The Merger Agreement contains provisions that make it more difficult for us to sell our business to a company other than Parent. These provisions include restrictions on ATSG's solicitation of alternative acquisition proposals from third parties outside of a defined go-shop period. Under the Merger Agreement, ATSG is required to pay a termination fee of up to $55,339,993 if the Merger Agreement is terminated under certain circumstances (including to accept certain superior acquisition proposals), which could deter other potential bidders from making an acquisition proposal prior to the consummation of the Merger and could impact ATSG's ability to engage in another transaction for up to twelve months if the Merger Agreement is terminated in certain circumstances.
We may be the target of lawsuits challenging the Merger Agreement that may prevent the Merger from being consummated within the expected timeframe or at all.

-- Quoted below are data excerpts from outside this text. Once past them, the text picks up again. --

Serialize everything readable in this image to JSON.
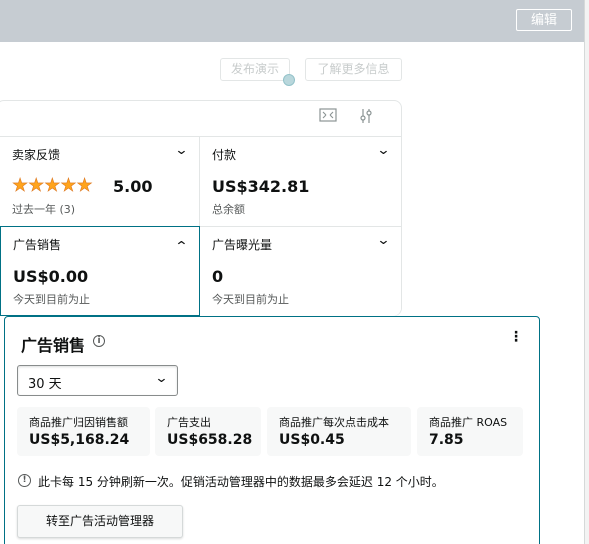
{
  "header": {
    "edit_label": "编辑"
  },
  "toolbar": {
    "demo_label": "发布演示",
    "learn_label": "了解更多信息"
  },
  "widget": {
    "icons": [
      "expand-icon",
      "filter-icon"
    ],
    "tiles": [
      {
        "title": "卖家反馈",
        "stars": "★★★★★",
        "value": "5.00",
        "sub": "过去一年 (3)",
        "expanded": false
      },
      {
        "title": "付款",
        "value": "US$342.81",
        "sub": "总余额",
        "expanded": false
      },
      {
        "title": "广告销售",
        "value": "US$0.00",
        "sub": "今天到目前为止",
        "expanded": true
      },
      {
        "title": "广告曝光量",
        "value": "0",
        "sub": "今天到目前为止",
        "expanded": false
      }
    ]
  },
  "panel": {
    "title": "广告销售",
    "info": "i",
    "menu": "⋮",
    "period": "30 天",
    "metrics": [
      {
        "label": "商品推广归因销售额",
        "value": "US$5,168.24"
      },
      {
        "label": "广告支出",
        "value": "US$658.28"
      },
      {
        "label": "商品推广每次点击成本",
        "value": "US$0.45"
      },
      {
        "label": "商品推广 ROAS",
        "value": "7.85"
      }
    ],
    "notice": "此卡每 15 分钟刷新一次。促销活动管理器中的数据最多会延迟 12 个小时。",
    "goto_label": "转至广告活动管理器"
  },
  "colors": {
    "accent": "#007185",
    "star": "#FFA41C",
    "header_bg": "#C6CCD2"
  }
}
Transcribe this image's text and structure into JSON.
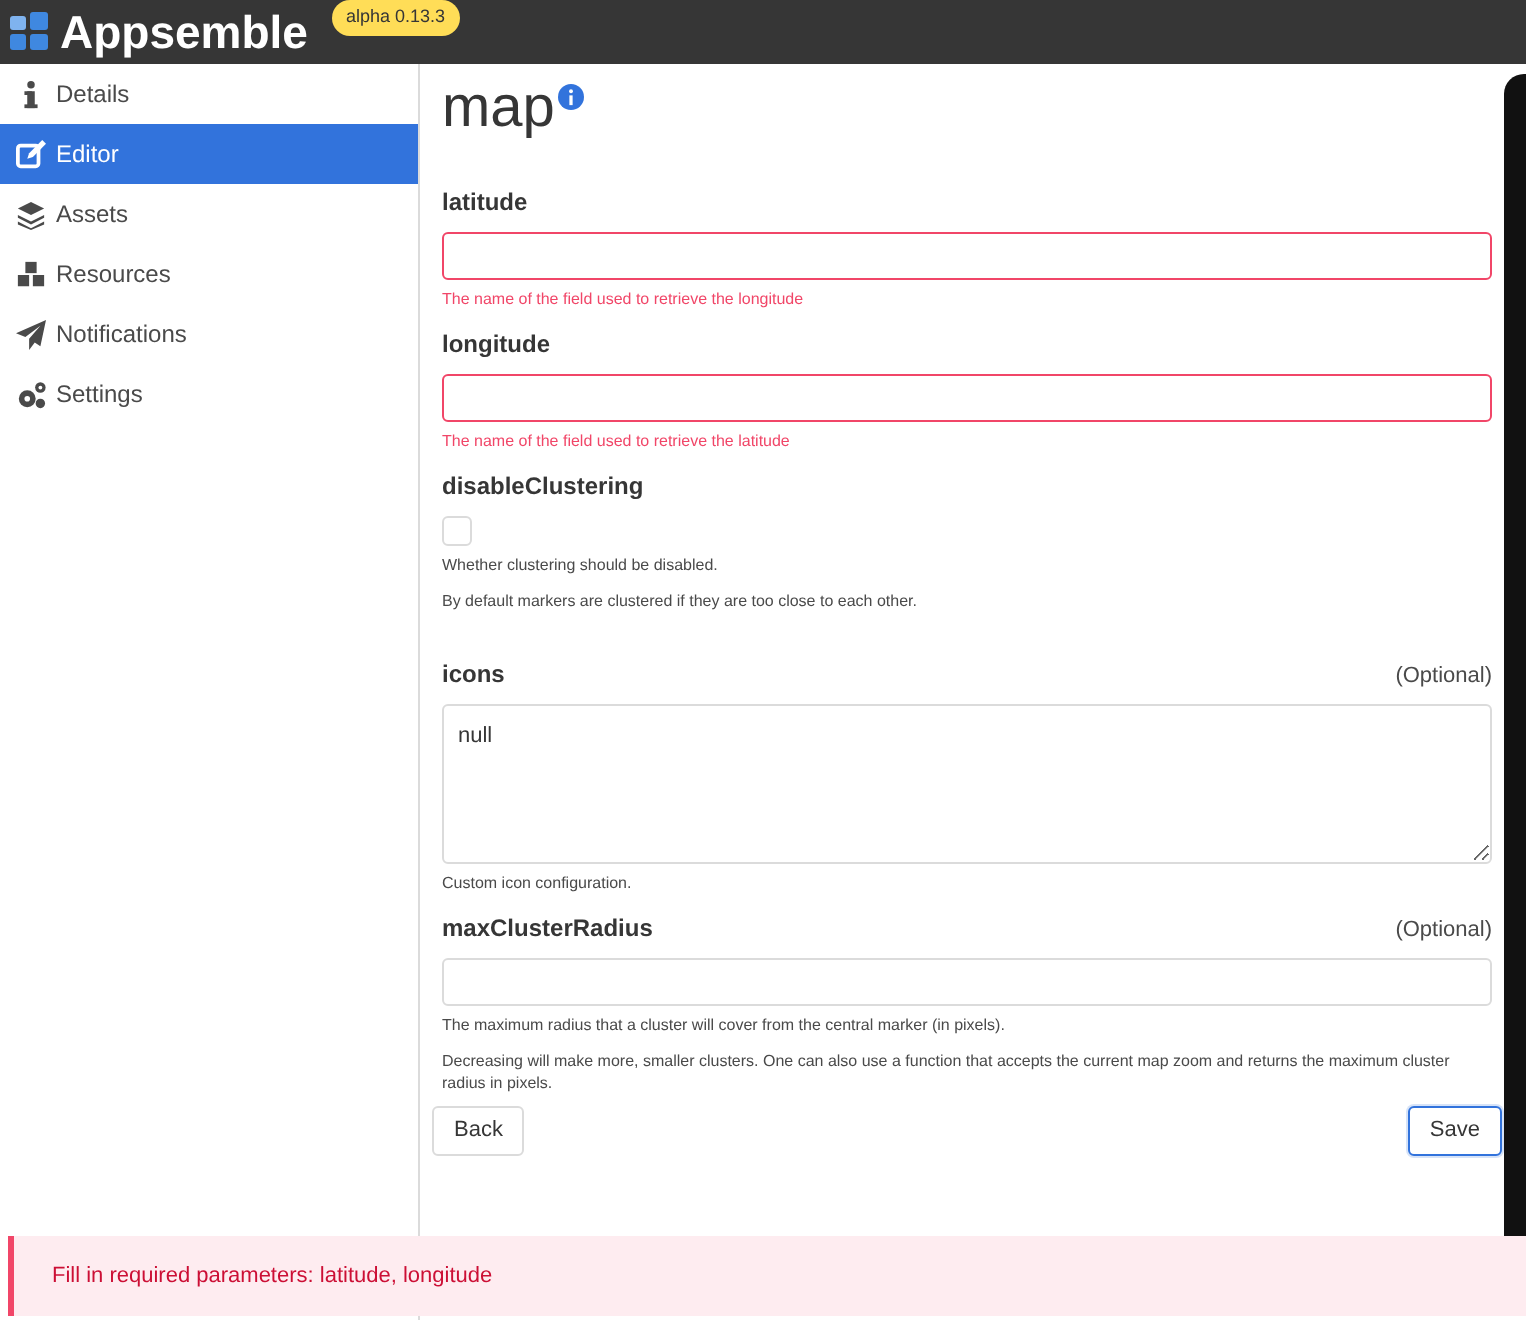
{
  "header": {
    "logo_text": "Appsemble",
    "version_badge": "alpha 0.13.3"
  },
  "sidebar": {
    "items": [
      {
        "label": "Details",
        "selected": false
      },
      {
        "label": "Editor",
        "selected": true
      },
      {
        "label": "Assets",
        "selected": false
      },
      {
        "label": "Resources",
        "selected": false
      },
      {
        "label": "Notifications",
        "selected": false
      },
      {
        "label": "Settings",
        "selected": false
      }
    ]
  },
  "form": {
    "title": "map",
    "fields": [
      {
        "kind": "text",
        "label": "latitude",
        "invalid": true,
        "descriptions": [
          "The name of the field used to retrieve the longitude"
        ]
      },
      {
        "kind": "text",
        "label": "longitude",
        "invalid": true,
        "descriptions": [
          "The name of the field used to retrieve the latitude"
        ]
      },
      {
        "kind": "checkbox",
        "label": "disableClustering",
        "checked": false,
        "descriptions": [
          "Whether clustering should be disabled.",
          "By default markers are clustered if they are too close to each other."
        ]
      },
      {
        "kind": "textarea",
        "label": "icons",
        "optional": "(Optional)",
        "value": "null",
        "descriptions": [
          "Custom icon configuration."
        ]
      },
      {
        "kind": "text",
        "label": "maxClusterRadius",
        "optional": "(Optional)",
        "invalid": false,
        "descriptions": [
          "The maximum radius that a cluster will cover from the central marker (in pixels).",
          "Decreasing will make more, smaller clusters. One can also use a function that accepts the current map zoom and returns the maximum cluster radius in pixels."
        ]
      }
    ],
    "buttons": [
      {
        "label": "Back",
        "primary": false
      },
      {
        "label": "Save",
        "primary": true
      }
    ]
  },
  "notification": {
    "message": "Fill in required parameters: latitude, longitude"
  }
}
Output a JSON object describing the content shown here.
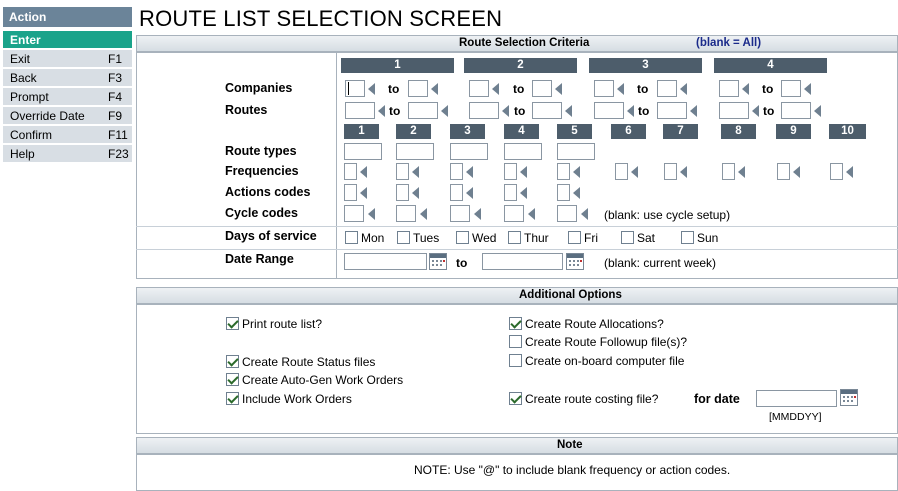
{
  "sidebar": {
    "header": "Action",
    "items": [
      {
        "label": "Enter",
        "key": ""
      },
      {
        "label": "Exit",
        "key": "F1"
      },
      {
        "label": "Back",
        "key": "F3"
      },
      {
        "label": "Prompt",
        "key": "F4"
      },
      {
        "label": "Override Date",
        "key": "F9"
      },
      {
        "label": "Confirm",
        "key": "F11"
      },
      {
        "label": "Help",
        "key": "F23"
      }
    ]
  },
  "title": "ROUTE LIST SELECTION SCREEN",
  "criteria": {
    "header": "Route Selection Criteria",
    "blank_note": "(blank = All)",
    "group_headers": [
      "1",
      "2",
      "3",
      "4"
    ],
    "to_label": "to",
    "companies_label": "Companies",
    "routes_label": "Routes",
    "type_headers": [
      "1",
      "2",
      "3",
      "4",
      "5",
      "6",
      "7",
      "8",
      "9",
      "10"
    ],
    "route_types_label": "Route types",
    "frequencies_label": "Frequencies",
    "actions_label": "Actions codes",
    "cycle_label": "Cycle codes",
    "cycle_note": "(blank: use cycle setup)",
    "days_label": "Days of service",
    "days": [
      "Mon",
      "Tues",
      "Wed",
      "Thur",
      "Fri",
      "Sat",
      "Sun"
    ],
    "date_range_label": "Date Range",
    "date_to": "to",
    "date_note": "(blank: current week)"
  },
  "options": {
    "header": "Additional Options",
    "print_route_list": "Print route list?",
    "create_status_files": "Create Route Status files",
    "create_autogen": "Create Auto-Gen Work Orders",
    "include_work_orders": "Include Work Orders",
    "create_allocations": "Create Route Allocations?",
    "create_followup": "Create Route Followup file(s)?",
    "create_onboard": "Create on-board computer file",
    "create_costing": "Create route costing file?",
    "for_date_label": "for date",
    "date_format": "[MMDDYY]"
  },
  "note": {
    "header": "Note",
    "text": "NOTE: Use \"@\" to include blank frequency or action codes."
  }
}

Lawsuits may be filed against us, our Board of Directors or other parties to the Merger Agreement, challenging our acquisition by Parent, or making other claims in connection with the Merger. Even if these lawsuits are without merit, defending against these claims can result in substantial costs and divert management time and resources. Such lawsuits may be brought by purported stockholders or other interested parties, seeking, among other things, to enjoin consummation of the Merger. One of the conditions to the consummation of the Merger is that the consummation of the Merger is not enjoined, restrained or otherwise made illegal, prevented or prohibited by any order or legal or regulatory restraint or prohibition of a court of competent jurisdiction or any governmental entity. As such, if the plaintiffs in such potential lawsuits are successful in obtaining an injunction prohibiting the defendants from completing the Merger on the agreed upon terms, then such injunction may prevent the Merger from becoming effective within the expected timeframe or at all.